As cloud adoption accelerates, the number of TLS certificates has ballooned. Recent certificate authority disruptions have already forced widespread renewals, and compliance pressures are mounting. By 2027, Google will require certificate renewals every 90 days, and Apple every 45—down from the traditional one-year cycle. Manual tracking methods simply won’t keep pace, and outages caused by expired certificates are already leading to lost revenue and broken customer trust. 

Security leaders now face a dual imperative to drive operational efficiency while reducing risk.
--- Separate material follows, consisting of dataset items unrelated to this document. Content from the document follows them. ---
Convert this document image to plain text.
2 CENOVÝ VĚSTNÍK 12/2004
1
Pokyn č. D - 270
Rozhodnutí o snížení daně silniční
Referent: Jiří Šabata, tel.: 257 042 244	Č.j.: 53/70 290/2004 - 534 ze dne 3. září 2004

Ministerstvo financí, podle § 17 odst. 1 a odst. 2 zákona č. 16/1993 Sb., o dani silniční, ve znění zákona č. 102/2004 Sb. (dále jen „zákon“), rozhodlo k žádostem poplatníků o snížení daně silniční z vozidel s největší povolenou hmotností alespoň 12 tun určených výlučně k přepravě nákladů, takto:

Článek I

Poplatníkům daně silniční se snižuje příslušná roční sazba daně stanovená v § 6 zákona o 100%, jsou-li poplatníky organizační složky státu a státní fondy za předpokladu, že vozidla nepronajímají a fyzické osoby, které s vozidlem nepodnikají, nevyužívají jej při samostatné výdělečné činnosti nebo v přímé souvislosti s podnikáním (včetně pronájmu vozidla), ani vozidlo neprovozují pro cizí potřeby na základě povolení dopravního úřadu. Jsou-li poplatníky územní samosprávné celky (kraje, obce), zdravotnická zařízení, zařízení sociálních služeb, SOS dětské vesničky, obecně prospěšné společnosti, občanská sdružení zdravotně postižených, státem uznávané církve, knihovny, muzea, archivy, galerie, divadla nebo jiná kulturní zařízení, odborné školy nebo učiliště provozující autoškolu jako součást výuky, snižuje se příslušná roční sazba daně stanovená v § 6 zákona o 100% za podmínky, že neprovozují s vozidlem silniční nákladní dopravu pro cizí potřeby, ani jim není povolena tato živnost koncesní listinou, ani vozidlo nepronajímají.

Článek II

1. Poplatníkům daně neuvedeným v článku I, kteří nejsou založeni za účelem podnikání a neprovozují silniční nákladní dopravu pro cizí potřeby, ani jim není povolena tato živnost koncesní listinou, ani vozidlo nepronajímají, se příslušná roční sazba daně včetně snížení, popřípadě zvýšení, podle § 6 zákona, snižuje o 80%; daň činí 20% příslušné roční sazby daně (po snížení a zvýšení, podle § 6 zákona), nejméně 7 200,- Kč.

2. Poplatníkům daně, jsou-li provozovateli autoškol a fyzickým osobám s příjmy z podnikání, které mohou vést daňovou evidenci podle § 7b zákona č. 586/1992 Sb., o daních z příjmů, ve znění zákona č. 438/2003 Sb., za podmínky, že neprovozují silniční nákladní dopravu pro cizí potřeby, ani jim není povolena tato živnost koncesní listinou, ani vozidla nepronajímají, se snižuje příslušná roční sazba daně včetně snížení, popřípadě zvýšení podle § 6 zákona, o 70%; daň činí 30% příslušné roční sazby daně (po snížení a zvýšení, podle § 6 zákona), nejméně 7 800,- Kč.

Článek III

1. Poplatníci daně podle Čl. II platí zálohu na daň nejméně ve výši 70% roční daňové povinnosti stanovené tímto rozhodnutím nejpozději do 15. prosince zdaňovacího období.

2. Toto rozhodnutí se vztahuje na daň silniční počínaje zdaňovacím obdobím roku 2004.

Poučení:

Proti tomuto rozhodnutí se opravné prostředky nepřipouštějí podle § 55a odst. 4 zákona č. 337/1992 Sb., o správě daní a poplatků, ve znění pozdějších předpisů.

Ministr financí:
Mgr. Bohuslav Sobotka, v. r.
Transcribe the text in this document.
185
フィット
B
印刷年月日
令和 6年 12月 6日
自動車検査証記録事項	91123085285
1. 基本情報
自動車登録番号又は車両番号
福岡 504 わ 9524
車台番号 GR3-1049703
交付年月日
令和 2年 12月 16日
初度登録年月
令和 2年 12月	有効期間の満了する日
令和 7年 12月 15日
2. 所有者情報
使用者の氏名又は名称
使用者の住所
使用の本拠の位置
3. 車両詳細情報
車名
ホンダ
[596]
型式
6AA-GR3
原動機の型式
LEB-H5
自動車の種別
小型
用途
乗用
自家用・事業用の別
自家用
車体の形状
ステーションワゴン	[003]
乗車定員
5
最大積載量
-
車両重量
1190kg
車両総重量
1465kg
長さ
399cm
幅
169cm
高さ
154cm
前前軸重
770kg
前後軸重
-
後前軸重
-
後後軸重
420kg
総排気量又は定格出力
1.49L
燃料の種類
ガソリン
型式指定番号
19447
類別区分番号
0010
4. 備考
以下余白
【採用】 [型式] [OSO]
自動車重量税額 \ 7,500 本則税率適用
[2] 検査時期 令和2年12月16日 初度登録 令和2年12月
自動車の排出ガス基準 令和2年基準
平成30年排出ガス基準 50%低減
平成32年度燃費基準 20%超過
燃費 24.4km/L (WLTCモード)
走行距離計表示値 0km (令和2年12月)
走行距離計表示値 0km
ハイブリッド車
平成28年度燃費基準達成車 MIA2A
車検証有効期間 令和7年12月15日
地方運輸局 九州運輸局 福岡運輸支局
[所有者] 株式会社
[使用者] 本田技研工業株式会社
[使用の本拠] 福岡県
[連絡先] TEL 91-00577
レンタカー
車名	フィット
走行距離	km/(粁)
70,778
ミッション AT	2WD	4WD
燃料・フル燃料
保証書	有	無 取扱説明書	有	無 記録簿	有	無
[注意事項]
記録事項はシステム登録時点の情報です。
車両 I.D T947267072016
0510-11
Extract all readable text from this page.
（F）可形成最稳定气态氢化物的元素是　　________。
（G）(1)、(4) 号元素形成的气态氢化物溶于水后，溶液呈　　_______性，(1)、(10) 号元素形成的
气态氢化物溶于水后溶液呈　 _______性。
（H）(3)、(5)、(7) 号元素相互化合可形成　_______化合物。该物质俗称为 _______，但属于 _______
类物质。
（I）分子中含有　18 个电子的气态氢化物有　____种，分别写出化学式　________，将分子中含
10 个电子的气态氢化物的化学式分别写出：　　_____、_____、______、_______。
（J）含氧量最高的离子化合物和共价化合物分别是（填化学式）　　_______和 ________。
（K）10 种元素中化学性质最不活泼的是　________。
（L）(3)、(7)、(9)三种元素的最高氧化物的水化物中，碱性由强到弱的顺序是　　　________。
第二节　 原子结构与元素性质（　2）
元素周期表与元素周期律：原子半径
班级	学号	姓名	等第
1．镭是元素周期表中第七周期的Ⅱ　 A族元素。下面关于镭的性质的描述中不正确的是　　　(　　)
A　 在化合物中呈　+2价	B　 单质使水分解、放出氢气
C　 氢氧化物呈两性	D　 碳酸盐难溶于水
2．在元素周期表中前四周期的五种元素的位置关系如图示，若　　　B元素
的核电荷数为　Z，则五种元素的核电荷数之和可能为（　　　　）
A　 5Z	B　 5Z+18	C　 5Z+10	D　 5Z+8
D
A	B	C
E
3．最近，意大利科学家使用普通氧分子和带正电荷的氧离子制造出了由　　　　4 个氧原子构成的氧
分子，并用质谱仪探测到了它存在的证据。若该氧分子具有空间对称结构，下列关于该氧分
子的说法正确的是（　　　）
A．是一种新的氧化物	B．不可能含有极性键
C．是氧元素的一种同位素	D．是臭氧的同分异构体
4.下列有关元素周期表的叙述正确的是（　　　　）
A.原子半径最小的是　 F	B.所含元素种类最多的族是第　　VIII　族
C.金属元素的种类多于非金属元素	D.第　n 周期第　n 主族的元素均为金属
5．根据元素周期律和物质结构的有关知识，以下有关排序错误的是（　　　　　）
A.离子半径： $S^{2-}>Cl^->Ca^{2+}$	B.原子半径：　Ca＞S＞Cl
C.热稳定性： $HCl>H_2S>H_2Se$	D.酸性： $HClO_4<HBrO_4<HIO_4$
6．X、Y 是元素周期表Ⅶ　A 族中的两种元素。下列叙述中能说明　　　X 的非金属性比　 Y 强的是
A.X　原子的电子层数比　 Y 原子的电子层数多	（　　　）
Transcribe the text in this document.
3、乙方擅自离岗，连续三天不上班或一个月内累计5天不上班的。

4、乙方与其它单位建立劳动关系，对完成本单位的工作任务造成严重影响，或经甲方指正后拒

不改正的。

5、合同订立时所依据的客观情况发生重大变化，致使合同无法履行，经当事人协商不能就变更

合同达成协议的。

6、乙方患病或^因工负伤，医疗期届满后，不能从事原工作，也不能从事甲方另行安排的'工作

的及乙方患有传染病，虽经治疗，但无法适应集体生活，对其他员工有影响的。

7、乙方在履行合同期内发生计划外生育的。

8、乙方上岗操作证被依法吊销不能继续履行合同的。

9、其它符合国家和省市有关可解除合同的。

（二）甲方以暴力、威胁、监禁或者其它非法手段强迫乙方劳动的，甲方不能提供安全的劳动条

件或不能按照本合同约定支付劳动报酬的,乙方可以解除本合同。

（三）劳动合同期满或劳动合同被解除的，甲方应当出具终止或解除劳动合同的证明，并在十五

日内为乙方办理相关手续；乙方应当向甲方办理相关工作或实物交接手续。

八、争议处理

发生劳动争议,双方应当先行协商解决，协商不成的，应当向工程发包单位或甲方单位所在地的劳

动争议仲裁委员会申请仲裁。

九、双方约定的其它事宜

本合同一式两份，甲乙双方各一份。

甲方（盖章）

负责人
Automating certificate lifecycle management and modernising outdated public key infrastructure (PKI) is no longer optional—it’s foundational to maintaining compliance, business continuity, reputation and resilience at scale. 

From Compliance to Competitive Advantage 

There is growing recognition that strong compliance practices can deliver more than risk mitigation—they can become a strategic advantage. 68% of Australian organisations believe that implementing a tailored compliance framework focused on business-critical assets would support self-regulation and improve alignment with Australia’s evolving cybersecurity regulations—especially those targeting critical infrastructure. 

As GenAI and LLMs become embedded in business operations, identity security must be promoted to a board-level discussion. Organisations need clear, unified visibility into all identities—human and machine—and clear governance over who or what has privilege access to critical assets. 

To truly unlock the benefits of GenAI while maintaining resilience and compliance, organisations must evolve their definition of privileged access and adopt integrated identity security strategies that protect the entire organisation. 

The Bottom Line 

Identity security isn’t optional in 2025—it’s a business continuity issue. It's the difference between resilience and disruption, between sustained growth and regulatory setbacks. 

As GenAI, automation and cloud continue to reshape how organisations operate, boards and business leaders must ask: Are we protecting the very systems that keep our business running? 

If the answer is uncertain, now is the time to act and prioritise identity security.